[Omocha-e. 玩具絵].Shimizu Seifū. 清水晴風. Unai no tomo (Children’s Friends [Japanese toys]). Volume 1 [alone].うなゐの友 初編. [Kyoto], Unsodo, Yamada Naosaburo, Meiji 24 [Octobre 1891]. 芸艸堂, 山田直三郎, 明治廿四年 十月. In-8° (25,2 x 17,5 cm) . 62 leaves, 52 full-page prints (which 2 double-page) colored, some on a gold or silver background, some under serpentes. Sewn, original cover with embossed patterns, glued title label.
Rare first volume, first printing, of a production that will count 10 volumes and whose edition will end in 1924, Tekiho Nishizawa (西澤笛穗) taking over the editorial succession after 1913. One of Unsodo’s very first publications, art publishing house founded in 1891, printed by Kimura Tokutaro (仝木邨德太郎). Dolls, rattles, whistles, rackets, hairpins, etc.

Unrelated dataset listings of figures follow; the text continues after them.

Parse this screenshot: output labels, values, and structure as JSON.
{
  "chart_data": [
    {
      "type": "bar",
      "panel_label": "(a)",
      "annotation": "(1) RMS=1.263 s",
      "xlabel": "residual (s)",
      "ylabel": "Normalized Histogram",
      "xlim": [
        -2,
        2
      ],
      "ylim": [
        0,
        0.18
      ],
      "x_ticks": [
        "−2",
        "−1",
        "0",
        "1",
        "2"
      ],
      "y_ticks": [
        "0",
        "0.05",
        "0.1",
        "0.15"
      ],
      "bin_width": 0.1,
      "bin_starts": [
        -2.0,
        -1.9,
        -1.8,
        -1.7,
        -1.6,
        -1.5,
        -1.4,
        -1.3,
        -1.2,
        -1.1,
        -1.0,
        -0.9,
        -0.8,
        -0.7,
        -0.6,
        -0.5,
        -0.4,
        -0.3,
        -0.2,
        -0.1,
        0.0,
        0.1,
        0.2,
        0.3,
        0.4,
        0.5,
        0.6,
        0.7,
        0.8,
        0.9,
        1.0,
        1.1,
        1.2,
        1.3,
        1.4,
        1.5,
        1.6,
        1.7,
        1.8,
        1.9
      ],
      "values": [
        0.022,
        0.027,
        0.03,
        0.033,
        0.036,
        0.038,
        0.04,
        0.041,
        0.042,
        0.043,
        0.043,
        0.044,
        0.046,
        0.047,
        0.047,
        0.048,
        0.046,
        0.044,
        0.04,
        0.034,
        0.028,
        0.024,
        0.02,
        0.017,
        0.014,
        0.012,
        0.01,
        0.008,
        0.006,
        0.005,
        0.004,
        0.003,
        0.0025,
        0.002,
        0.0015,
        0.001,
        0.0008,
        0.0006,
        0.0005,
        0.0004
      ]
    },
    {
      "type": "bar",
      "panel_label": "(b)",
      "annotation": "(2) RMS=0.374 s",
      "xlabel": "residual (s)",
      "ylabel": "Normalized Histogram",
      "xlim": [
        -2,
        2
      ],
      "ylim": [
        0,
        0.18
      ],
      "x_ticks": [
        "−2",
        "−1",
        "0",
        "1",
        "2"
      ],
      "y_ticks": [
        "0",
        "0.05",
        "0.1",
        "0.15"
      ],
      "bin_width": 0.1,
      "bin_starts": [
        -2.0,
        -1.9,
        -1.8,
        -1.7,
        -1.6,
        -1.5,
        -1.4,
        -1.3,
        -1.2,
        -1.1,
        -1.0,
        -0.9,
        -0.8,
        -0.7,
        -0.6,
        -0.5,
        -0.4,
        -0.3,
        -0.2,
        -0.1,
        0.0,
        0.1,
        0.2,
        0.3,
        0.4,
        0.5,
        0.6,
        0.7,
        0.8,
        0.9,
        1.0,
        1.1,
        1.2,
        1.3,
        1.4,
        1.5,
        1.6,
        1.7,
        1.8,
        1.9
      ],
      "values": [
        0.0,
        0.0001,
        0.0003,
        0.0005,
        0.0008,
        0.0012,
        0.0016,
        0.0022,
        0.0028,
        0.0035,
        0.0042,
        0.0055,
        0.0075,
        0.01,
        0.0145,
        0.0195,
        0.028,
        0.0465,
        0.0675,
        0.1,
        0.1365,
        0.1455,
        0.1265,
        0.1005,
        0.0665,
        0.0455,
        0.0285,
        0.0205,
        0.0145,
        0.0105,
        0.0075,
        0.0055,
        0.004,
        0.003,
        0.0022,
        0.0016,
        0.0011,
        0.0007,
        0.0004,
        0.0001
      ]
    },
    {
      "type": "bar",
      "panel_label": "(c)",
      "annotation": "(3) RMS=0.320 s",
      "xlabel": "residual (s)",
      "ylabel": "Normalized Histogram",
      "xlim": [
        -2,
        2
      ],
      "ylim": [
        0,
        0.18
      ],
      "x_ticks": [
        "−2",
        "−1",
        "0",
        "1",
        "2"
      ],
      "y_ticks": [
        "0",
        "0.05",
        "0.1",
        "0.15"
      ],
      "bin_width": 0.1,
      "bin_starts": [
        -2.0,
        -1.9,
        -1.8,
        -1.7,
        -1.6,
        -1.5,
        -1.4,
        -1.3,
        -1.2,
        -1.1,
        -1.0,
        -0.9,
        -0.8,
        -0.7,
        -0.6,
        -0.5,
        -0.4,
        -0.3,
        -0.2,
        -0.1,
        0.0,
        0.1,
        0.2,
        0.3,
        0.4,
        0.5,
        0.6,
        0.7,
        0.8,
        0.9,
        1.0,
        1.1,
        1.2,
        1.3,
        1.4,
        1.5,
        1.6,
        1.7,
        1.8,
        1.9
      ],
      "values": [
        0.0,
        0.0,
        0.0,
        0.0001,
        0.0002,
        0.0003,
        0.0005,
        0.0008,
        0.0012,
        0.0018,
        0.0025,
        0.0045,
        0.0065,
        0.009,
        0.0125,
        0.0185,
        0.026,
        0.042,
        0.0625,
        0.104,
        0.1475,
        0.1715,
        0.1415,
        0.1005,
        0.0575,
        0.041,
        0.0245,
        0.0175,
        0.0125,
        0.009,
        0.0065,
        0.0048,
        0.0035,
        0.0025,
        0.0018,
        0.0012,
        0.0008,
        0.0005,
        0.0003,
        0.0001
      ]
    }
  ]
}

Shimizu Seifū (1851-1913), student of Utagawa Yoshikane (歌川芳兼), disciple of Utagawa Kuniyoshi’s disciple (歌川國芳) , was one of the most famous artists of Omocha-e, prints from the playworld. In 1889, he recreates scenes of childhood play with his childhood friends and creates the Bamboo Equestrian Club (竹马會). It was on this occasion that he decided to collect and research toys after seeing many old ones from all over the country.. In 1894, he participated in the founding of the Tokyo Antiquities Association (集古會). Initially, the association focused only on displaying archaeological artifacts and calligraphy., and it was at Shimizu’s suggestion that a department for the toy collection was added.. In 1904, he organized the first known exhibition of Japanese folk toys in Ueno and Okazaki, the Kodomo Hakurankai (exhibition for children), exhibiting many toys from his own collection. In 1909, he exhibited his toys at the children’s exhibition sponsored by Mitsukoshi Gofukuten (三越呉服店) in Tokyo. Further, taking advantage of the Mitsukoshi exhibition, he created the Tokyo Toy Research Association (東京玩具研究会) with academics related to children’s education and strove to set up toy education.
Passionate collector of popular Japanese toys, his illustrations serve as both artistic and ethnographic references in which many Japanese artists have found their inspiration., including those of the Mingei movement. Unai no tomo remains the definitive illustrated book on Japanese folk toys and is the most important illustrated book on the subject since the eighteenth century., a true “bible” for collectors, after Kyburz.
Rubbed cover and title, book sewing lost down ; the prints are remarkably fresh.